Gewinnend ist der lockere, aber nie seichte Erzählton, den man zunächst mit Florian Illies vergleichen könnte. Das würde Mittelmeier allerdings unrecht tun, denn er enthält sich glücklicherweise der wohlfeil-sensationalistischen Konstruktionen des »könnte-vielleicht« oder anderer Mutmaßungen. Im Gegensatz zu Illies bietet Mittelmeier mittels QR-Code auf der Webseite des Verlages seine Quellen detailliert an (bleibt zu wünschen, dass die Seite lange erhalten bleibt). Der Autor dankt am Ende für die »Lässigkeitsermutigung« und es ist genau diese ernsthaft grundierte Nonchalance, die den Ton dieses unterhaltsamen wie lehrreichen Buches ausmacht.
Schade ist einzig der Titel, der mindestens missverständlich ist.
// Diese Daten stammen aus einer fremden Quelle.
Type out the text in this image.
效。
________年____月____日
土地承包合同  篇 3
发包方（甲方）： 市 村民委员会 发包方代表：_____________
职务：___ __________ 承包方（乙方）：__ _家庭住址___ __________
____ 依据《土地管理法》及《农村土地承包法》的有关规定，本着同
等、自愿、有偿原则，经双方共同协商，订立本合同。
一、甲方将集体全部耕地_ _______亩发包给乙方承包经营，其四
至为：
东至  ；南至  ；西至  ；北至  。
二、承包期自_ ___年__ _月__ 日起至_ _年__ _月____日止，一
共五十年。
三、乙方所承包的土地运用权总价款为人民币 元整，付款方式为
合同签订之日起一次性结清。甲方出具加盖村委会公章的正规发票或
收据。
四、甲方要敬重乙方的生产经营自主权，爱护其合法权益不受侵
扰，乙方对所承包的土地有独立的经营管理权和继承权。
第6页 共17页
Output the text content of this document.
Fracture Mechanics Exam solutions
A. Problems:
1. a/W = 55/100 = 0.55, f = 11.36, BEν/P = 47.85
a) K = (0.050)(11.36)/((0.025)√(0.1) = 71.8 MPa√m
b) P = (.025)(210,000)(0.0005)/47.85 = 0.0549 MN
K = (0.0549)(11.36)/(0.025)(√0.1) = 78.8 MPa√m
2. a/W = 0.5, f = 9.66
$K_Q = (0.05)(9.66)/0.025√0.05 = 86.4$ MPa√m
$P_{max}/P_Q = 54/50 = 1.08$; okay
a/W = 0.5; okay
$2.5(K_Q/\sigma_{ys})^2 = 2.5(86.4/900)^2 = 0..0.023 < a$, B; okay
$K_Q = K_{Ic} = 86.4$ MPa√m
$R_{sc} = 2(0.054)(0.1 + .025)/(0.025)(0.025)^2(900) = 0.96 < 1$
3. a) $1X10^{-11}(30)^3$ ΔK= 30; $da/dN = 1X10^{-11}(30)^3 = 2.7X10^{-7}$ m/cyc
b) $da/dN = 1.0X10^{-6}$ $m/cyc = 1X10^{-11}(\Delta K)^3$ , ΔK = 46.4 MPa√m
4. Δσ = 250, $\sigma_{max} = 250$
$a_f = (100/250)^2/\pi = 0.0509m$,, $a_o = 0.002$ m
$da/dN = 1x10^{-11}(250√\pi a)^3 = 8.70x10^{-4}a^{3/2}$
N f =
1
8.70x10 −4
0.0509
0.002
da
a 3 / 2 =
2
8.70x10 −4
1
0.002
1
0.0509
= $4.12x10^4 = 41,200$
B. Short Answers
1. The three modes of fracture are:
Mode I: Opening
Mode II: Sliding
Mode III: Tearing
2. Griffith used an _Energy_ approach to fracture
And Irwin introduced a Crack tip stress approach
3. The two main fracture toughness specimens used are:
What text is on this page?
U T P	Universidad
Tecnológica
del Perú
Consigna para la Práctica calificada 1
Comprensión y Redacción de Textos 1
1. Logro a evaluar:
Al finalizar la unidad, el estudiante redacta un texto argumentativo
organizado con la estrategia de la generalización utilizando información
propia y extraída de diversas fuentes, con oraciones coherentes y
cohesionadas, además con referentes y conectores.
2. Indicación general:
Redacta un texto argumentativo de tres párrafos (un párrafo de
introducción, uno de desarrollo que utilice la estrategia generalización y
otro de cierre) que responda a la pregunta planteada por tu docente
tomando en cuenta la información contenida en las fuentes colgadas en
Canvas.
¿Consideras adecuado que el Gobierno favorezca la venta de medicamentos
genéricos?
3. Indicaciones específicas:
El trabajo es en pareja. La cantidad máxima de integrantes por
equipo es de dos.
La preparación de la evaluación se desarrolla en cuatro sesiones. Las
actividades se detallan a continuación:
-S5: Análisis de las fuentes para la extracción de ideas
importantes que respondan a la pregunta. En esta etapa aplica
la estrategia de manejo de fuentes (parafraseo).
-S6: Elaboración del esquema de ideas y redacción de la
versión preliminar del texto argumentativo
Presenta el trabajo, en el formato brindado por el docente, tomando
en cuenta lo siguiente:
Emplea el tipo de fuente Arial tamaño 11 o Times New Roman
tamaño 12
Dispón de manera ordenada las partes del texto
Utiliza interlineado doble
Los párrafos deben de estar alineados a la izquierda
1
Nein, ein Paradies waren diese Jahre in den USA trotz des großbürgerlichen Ambiente und der gesicherten Einkünfte nicht oder nur selten. Dass Thomas Mann das Exil nie genießen konnte, konstatiert Mittelmeier am Ende selber. Da waren die McCarthy-Umtriebe, die auch vor ihm nicht Halt machten, nur der letzte Auslöser, der die Entscheidung, das Land zu verlassen, besiegelte. Im Juni 1952 kehrte Thomas Mann einfach nicht mehr in die USA zurück. Er blieb in der Schweiz. »Nach Deutschland zu gehen, war keine Option«, schreibt Mittelmeier und es gab gute Gründe, um »sich Deutschland nur aus der sicheren Ferne…zu Gemüte zu führen«. Schließlich, so er treffende Befund, habe Thomas Mann Deutschland »ja in sich, das äußere erträgt er nicht.« Kein Paradies. Aber auch kein Heimweh. Es sei denn an eine Zeit, die längst vergangen war.
Verblüffend, wie nahe einem für den Augenblick der Lektüre dieser Thomas Mann kommt.